Balik lagi ke pembahasan awal. Kalau perlu, kedua kubu mengadakan studi banding serta napak tilas tentang bubur itu sendiri di daerah asalnya secara langsung. Lalu adakan observasi, apakah cara makan bubur warga di sana dengan diaduk atau tidak? Jika sudah didapatkan hasilnya maka itulah hujjah atau dalil yang berlaku bagi semua pihak.

Yang kedua, tanyakan langsung kepada penjualnya alias si tukang buburnya. Apakah ikatan pengusaha bubur ayam ini sudah membuat ijtima yang menghasilkan keputusan tentang makan bubur ayam dengan cara tertentu? Jika belum, sebagai konsumen kita mempunyai hak bahkan wajib untuk menagihnya.

Oleh karena penjual bubur jauh lebih mengetahui tentang buburnya itu sendiri. Ibarat dalam dunia fikih, tukang bubur adalah mufti. Seorang mufti tentu jauh lebih mengerti tentang dalil- dalil permasalahan agama ketimbang kita yang awam ini. Lantas, siapakah awam dalam hal makan bubur ini? Ya, tentu kita semua sebagai pembeli.

Ungkapan yang terkenal dalam dunia ushul fiqih adalah mazhab awam adalah mazhab muftinya. Asy Syatibi menerangkan bahwa keputusan mufti ibarat dalil syar’i bagi masyarakat awam. Ini juga sesuai dengan ayat Al-Quran, “Bertanyalah kepada ahli ilmu jika kalian tidak mengetahuinya.”

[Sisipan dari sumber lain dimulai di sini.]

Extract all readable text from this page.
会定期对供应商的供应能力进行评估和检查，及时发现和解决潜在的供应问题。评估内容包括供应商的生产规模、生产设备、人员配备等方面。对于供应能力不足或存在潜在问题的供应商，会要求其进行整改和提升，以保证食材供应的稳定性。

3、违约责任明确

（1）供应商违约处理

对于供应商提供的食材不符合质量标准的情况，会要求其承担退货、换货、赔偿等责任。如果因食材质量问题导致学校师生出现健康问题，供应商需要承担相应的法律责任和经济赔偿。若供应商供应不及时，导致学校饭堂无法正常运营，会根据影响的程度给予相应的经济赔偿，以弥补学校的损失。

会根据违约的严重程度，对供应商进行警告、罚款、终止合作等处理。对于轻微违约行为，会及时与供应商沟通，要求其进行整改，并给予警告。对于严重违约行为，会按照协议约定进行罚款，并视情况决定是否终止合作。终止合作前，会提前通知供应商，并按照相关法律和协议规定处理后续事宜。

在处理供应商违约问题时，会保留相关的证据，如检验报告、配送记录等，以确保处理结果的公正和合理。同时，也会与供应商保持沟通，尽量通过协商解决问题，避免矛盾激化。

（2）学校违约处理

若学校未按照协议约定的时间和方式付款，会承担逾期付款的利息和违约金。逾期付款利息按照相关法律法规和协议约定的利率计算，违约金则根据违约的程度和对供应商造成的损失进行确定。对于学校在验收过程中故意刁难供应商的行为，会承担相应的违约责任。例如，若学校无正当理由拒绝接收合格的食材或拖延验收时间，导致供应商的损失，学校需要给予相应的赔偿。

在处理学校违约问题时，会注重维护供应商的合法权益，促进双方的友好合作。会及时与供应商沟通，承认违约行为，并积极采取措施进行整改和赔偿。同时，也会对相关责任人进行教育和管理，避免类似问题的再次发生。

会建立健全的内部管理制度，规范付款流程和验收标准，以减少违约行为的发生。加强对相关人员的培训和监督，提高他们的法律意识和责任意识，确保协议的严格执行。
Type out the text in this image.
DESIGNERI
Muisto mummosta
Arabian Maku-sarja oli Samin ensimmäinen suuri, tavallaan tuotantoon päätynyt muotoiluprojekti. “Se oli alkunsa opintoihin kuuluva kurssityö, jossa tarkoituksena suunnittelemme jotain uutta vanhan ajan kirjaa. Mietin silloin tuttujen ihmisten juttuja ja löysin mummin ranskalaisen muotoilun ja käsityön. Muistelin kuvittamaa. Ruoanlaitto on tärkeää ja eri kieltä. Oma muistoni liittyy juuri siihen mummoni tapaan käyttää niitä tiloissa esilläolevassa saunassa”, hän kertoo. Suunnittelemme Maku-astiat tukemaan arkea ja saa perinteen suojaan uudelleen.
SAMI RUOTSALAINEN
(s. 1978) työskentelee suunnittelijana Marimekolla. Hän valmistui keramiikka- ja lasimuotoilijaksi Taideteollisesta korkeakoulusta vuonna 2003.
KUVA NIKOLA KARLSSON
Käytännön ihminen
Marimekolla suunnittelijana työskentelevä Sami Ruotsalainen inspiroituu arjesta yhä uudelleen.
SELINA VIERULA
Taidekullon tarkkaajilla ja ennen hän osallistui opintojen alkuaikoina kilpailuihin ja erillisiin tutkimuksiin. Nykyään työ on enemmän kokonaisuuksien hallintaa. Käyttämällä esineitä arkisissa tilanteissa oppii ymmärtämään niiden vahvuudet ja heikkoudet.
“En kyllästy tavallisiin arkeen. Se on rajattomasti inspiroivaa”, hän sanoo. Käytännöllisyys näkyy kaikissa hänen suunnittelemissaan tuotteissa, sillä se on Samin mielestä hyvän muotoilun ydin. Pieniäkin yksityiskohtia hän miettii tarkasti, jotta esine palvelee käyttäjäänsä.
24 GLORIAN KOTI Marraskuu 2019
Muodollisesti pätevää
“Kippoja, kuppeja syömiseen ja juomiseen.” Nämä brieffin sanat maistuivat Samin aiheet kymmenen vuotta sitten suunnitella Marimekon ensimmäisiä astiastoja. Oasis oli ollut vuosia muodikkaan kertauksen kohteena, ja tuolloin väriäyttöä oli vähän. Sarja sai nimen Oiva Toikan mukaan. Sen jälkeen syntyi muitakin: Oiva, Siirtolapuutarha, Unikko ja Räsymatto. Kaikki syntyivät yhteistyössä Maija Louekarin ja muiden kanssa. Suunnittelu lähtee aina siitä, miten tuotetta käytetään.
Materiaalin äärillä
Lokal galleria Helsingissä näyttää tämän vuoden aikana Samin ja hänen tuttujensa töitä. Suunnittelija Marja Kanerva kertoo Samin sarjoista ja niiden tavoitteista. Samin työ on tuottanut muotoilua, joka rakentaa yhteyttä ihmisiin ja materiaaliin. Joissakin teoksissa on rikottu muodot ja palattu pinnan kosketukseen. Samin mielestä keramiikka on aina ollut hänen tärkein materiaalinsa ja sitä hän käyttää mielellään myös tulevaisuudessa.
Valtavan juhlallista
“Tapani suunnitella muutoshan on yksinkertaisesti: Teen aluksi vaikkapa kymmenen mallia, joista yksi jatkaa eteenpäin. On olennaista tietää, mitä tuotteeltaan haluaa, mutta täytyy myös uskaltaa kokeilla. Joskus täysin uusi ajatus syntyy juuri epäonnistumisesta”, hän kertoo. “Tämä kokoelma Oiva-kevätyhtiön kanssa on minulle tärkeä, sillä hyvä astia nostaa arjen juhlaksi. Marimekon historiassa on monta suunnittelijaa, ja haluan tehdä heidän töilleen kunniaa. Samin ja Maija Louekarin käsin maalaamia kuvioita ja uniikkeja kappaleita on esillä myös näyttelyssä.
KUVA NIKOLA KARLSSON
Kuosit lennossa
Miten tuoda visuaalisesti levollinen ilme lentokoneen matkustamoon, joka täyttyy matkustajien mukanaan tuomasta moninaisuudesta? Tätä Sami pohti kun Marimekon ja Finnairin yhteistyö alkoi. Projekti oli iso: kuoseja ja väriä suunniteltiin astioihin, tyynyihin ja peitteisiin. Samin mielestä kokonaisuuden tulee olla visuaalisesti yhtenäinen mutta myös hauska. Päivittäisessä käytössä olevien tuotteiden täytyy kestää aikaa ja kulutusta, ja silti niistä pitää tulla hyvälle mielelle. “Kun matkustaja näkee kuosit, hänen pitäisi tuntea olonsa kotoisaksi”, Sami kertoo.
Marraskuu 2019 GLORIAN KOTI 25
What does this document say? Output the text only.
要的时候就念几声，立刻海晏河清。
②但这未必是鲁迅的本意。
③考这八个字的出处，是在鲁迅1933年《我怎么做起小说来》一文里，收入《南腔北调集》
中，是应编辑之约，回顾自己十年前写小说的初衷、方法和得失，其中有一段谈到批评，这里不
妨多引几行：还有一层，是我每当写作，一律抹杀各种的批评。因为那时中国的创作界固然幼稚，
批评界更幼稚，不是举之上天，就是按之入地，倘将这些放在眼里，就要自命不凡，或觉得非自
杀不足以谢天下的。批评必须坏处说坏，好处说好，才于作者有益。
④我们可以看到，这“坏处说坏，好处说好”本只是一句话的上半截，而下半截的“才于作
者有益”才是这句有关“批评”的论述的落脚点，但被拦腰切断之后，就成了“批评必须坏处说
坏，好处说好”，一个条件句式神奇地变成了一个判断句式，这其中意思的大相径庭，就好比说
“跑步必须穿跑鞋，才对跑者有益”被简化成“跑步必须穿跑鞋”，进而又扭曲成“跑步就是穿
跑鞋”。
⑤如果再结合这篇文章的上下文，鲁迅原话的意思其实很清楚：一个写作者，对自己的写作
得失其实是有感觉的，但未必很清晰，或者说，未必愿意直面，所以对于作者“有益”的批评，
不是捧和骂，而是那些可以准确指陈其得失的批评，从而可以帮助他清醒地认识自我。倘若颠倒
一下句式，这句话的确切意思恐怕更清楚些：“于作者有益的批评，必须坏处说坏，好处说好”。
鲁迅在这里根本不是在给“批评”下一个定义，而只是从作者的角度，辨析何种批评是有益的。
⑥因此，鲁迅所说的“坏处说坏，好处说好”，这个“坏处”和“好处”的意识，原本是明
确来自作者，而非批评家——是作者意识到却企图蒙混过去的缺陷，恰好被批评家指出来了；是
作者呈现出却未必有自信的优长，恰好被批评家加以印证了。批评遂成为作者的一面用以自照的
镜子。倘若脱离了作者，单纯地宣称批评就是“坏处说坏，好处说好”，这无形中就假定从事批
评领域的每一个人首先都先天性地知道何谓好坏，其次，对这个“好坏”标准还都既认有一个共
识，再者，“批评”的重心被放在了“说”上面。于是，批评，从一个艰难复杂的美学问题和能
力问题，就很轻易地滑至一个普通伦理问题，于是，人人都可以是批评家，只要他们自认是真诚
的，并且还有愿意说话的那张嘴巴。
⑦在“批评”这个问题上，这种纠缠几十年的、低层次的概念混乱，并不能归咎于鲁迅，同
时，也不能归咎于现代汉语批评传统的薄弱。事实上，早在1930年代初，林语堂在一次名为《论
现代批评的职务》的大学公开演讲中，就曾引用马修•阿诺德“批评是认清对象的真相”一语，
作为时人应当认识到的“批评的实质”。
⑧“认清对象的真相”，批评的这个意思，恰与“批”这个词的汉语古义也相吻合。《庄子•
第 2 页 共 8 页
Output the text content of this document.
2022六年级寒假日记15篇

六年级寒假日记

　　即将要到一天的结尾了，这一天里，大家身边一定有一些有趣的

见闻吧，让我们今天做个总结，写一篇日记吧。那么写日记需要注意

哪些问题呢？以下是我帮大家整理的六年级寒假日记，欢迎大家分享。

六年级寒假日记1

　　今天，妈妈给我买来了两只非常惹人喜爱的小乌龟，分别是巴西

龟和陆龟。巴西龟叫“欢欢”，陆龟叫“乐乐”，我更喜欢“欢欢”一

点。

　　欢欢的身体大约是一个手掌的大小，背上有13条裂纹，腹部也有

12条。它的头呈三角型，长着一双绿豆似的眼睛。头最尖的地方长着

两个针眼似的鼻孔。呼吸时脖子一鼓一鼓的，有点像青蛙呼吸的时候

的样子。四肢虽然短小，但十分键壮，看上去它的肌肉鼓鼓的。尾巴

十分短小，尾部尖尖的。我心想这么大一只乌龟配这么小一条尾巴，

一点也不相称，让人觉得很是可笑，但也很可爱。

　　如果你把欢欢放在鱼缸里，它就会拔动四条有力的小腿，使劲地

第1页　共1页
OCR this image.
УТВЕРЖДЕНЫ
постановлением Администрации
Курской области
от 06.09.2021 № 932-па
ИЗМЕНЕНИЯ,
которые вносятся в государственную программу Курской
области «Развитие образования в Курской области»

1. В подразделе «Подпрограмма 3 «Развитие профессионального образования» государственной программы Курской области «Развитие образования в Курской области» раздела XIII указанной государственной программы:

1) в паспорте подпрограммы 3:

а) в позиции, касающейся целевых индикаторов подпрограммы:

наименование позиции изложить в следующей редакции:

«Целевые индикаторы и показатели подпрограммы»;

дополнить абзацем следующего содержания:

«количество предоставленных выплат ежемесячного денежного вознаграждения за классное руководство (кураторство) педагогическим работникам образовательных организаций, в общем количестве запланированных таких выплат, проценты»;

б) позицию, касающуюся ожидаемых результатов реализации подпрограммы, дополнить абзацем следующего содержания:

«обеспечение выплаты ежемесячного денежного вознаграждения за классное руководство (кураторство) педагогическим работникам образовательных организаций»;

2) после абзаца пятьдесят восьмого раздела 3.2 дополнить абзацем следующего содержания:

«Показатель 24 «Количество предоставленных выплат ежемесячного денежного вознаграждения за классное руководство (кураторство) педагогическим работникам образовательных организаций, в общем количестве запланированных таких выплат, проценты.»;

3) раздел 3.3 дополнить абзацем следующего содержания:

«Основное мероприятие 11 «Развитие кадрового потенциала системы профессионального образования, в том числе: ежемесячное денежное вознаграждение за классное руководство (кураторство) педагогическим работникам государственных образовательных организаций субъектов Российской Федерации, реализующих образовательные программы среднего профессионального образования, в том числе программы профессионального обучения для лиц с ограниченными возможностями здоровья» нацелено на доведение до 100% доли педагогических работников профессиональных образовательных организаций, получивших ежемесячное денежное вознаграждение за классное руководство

Dikarenakan orang yang paling mengetahui tentang bubur itu sendiri adalah si penjualnya. Maka, saya menghimbau kepada seluruh penikmat bubur. Alangkah baiknya bagi Anda, selain menanyakan harga buburnya berapa, tanyakan juga kepada abang-abangnya, “Bang, ini makannya menurut abang lebih enak diaduk atau nggak? Jika beliau bersedia menjawab, maka genggam erat-erat jawaban tersebut walau seluruh manusia menyelisihi Anda.

Yang ketiga, ikuti mazhab jumhur. Dalam literatur fikih, tidak selamanya mazhab jumhur atau mayoritas merupakan pendapat yang benar. Namun mazhab jumhur bisa menjadi qorinah alias indikasi bahwa pendapat ini lebih sesuai daripada pendapat selainnya. Ada ucapan dari sahabat yang mulia Abdullah bin Mas’ud. Beliau pernah bilang, “Apa-apa yang dipandang kaum muslimin baik maka di sisi Allah juga baik. Dan apa-apa yang dipandang mereka buruk, begitu pun di sisi Allah juga buruk.”

Untuk itu, kedua kubu harus segera melaksanakan survei, untuk mencari tahu manakah yang lebih banyak jumlahnya. Apakah yang makan bubur diaduk atau tidak? Baiknya, survei dilakukan secara patungan oleh kedua kubu, agar konflik kepentingan selama proses survei berlangsung bisa dihindari. Pilih juga lembaga survei yang aseli dan ori, bukan kaleng-kaleng yang akhir-akhir ini banyak bermunculan menjelang pemilu.